Even though they had to cheat to classify “Bismuth” as the 100th episode, it’s difficult to admonish them too heavily when they deliver an episode as well-crafted and nuanced as this one. Despite the enormous length of this analysis and review, there is still a large quantity of topics here that I haven’t address. Including visual tricks like Bismuth’s eyes constantly being shadowed out to exhibit her limited perspective, her inability to see past her ideals and preconceived notions about Steven/Rose. To how well The Forge worked as action set-piece, contributing to perhaps the best fight in the series. A melee that operated off heightened emotions and opposing philosophies which were symbolized through the weapons wielded during the bout.
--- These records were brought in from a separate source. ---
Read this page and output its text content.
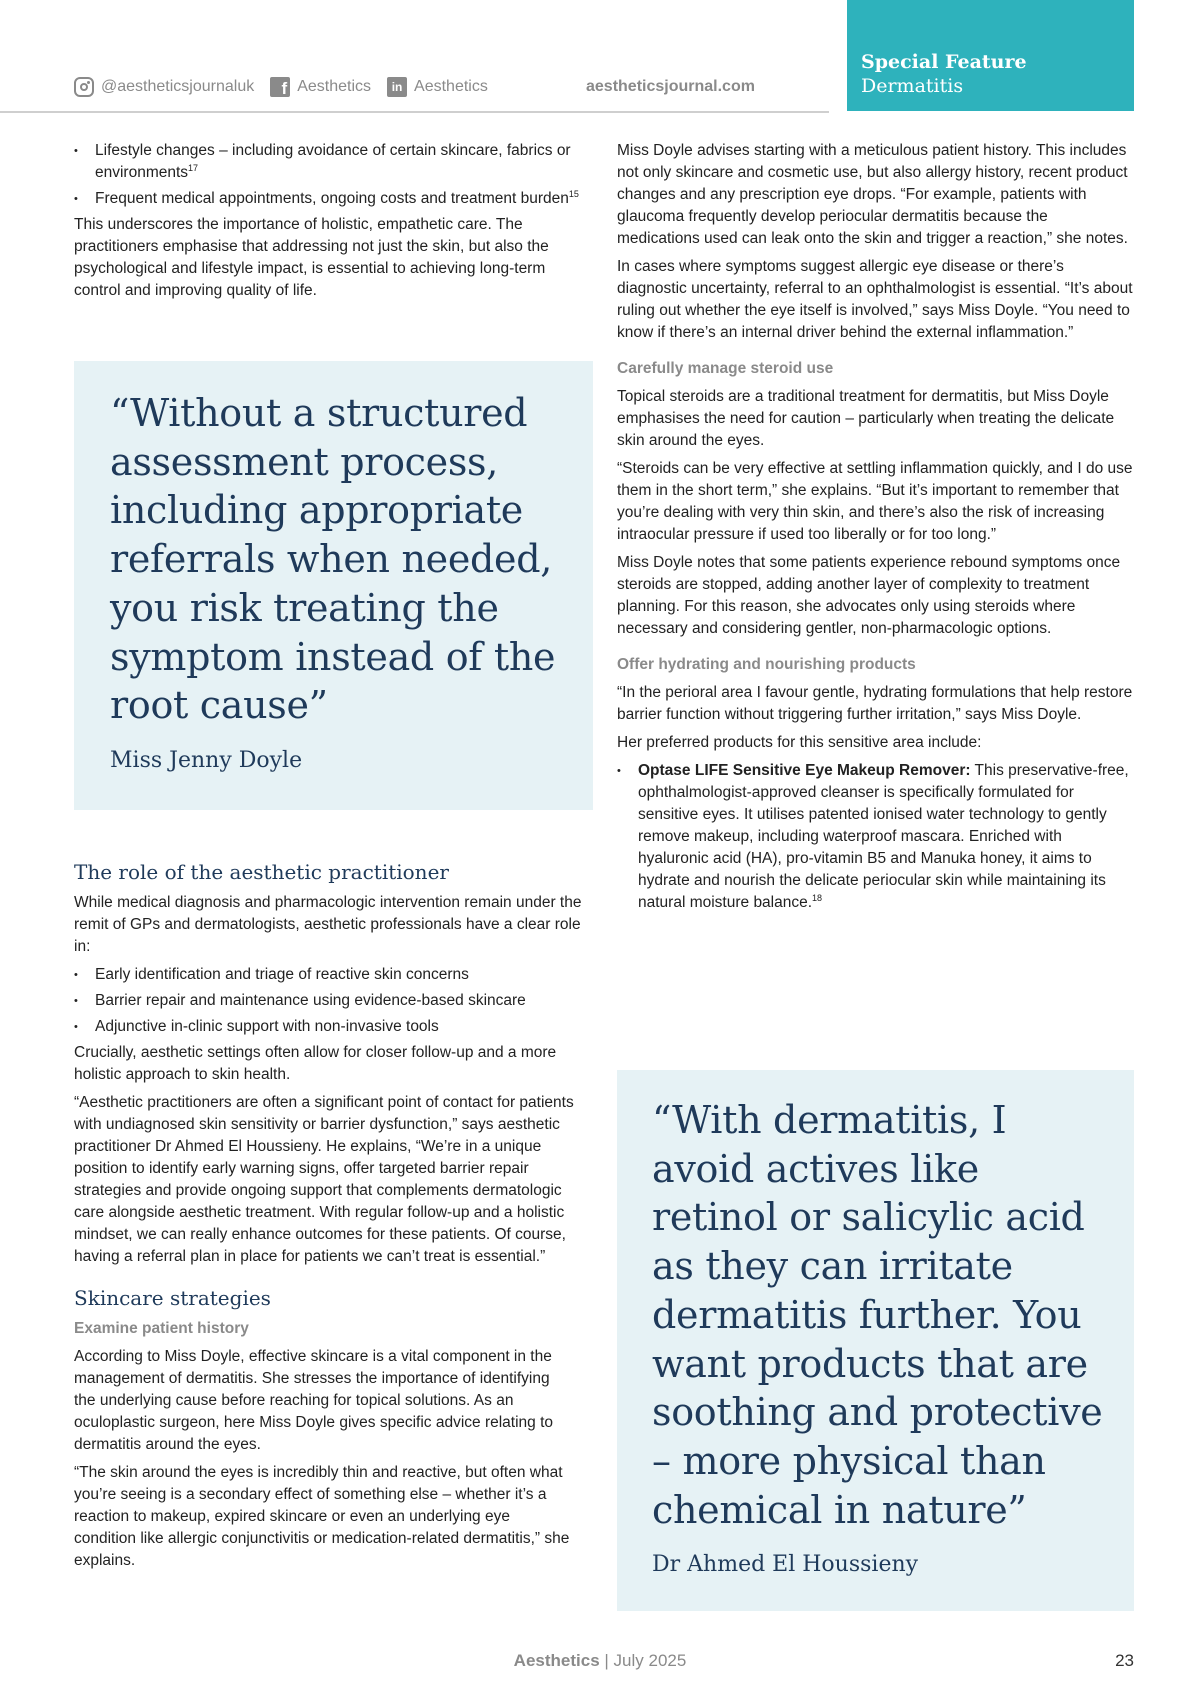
@aestheticsjournaluk	f Aesthetics	in Aesthetics	aestheticsjournal.com
Special Feature
Dermatitis
• Lifestyle changes – including avoidance of certain skincare, fabrics or environments$^{17}$
• Frequent medical appointments, ongoing costs and treatment burden$^{15}$

This underscores the importance of holistic, empathetic care. The practitioners emphasise that addressing not just the skin, but also the psychological and lifestyle impact, is essential to achieving long-term control and improving quality of life.

“Without a structured assessment process, including appropriate referrals when needed, you risk treating the symptom instead of the root cause”
Miss Jenny Doyle
The role of the aesthetic practitioner

While medical diagnosis and pharmacologic intervention remain under the remit of GPs and dermatologists, aesthetic professionals have a clear role in:

• Early identification and triage of reactive skin concerns
• Barrier repair and maintenance using evidence-based skincare
• Adjunctive in-clinic support with non-invasive tools

Crucially, aesthetic settings often allow for closer follow-up and a more holistic approach to skin health.

“Aesthetic practitioners are often a significant point of contact for patients with undiagnosed skin sensitivity or barrier dysfunction,” says aesthetic practitioner Dr Ahmed El Houssieny. He explains, “We’re in a unique position to identify early warning signs, offer targeted barrier repair strategies and provide ongoing support that complements dermatologic care alongside aesthetic treatment. With regular follow-up and a holistic mindset, we can really enhance outcomes for these patients. Of course, having a referral plan in place for patients we can’t treat is essential.”

Skincare strategies
Examine patient history

According to Miss Doyle, effective skincare is a vital component in the management of dermatitis. She stresses the importance of identifying the underlying cause before reaching for topical solutions. As an oculoplastic surgeon, here Miss Doyle gives specific advice relating to dermatitis around the eyes.

“The skin around the eyes is incredibly thin and reactive, but often what you’re seeing is a secondary effect of something else – whether it’s a reaction to makeup, expired skincare or even an underlying eye condition like allergic conjunctivitis or medication-related dermatitis,” she explains.

Miss Doyle advises starting with a meticulous patient history. This includes not only skincare and cosmetic use, but also allergy history, recent product changes and any prescription eye drops. “For example, patients with glaucoma frequently develop periocular dermatitis because the medications used can leak onto the skin and trigger a reaction,” she notes.

In cases where symptoms suggest allergic eye disease or there’s diagnostic uncertainty, referral to an ophthalmologist is essential. “It’s about ruling out whether the eye itself is involved,” says Miss Doyle. “You need to know if there’s an internal driver behind the external inflammation.”

Carefully manage steroid use

Topical steroids are a traditional treatment for dermatitis, but Miss Doyle emphasises the need for caution – particularly when treating the delicate skin around the eyes.

“Steroids can be very effective at settling inflammation quickly, and I do use them in the short term,” she explains. “But it’s important to remember that you’re dealing with very thin skin, and there’s also the risk of increasing intraocular pressure if used too liberally or for too long.”

Miss Doyle notes that some patients experience rebound symptoms once steroids are stopped, adding another layer of complexity to treatment planning. For this reason, she advocates only using steroids where necessary and considering gentler, non-pharmacologic options.

Offer hydrating and nourishing products

“In the perioral area I favour gentle, hydrating formulations that help restore barrier function without triggering further irritation,” says Miss Doyle.

Her preferred products for this sensitive area include:

• Optase LIFE Sensitive Eye Makeup Remover: This preservative-free, ophthalmologist-approved cleanser is specifically formulated for sensitive eyes. It utilises patented ionised water technology to gently remove makeup, including waterproof mascara. Enriched with hyaluronic acid (HA), pro-vitamin B5 and Manuka honey, it aims to hydrate and nourish the delicate periocular skin while maintaining its natural moisture balance.$^{18}$
“With dermatitis, I avoid actives like retinol or salicylic acid as they can irritate dermatitis further. You want products that are soothing and protective – more physical than chemical in nature”
Dr Ahmed El Houssieny
Aesthetics | July 2025	23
Or how tight the pacing is, that even with the double-length the series still breezes by at a perfect tempo. Or how hilarious Lion’s expression is during Bismuth’s exit. There are just a myriad of aspects of “Bismuth” that succeed brilliantly. Whether they’re an inconsequential detail or a crucial plot point, they nailed pretty much every beat they attempted. And the most stellar thing about the 100th episode, is that even with all this adulation I’ve been spewing, it’s probably not even within my top ten favorite episodes of the series. At the very least, I can verify that this isn’t my favorite episode of the season. It’s astounding that an episode this incredible isn’t the apotheosis, which shows just how high-caliber Steven Universe truly is. After writing for what feels like an eternity, I can happily report, that Bismuth hours are over.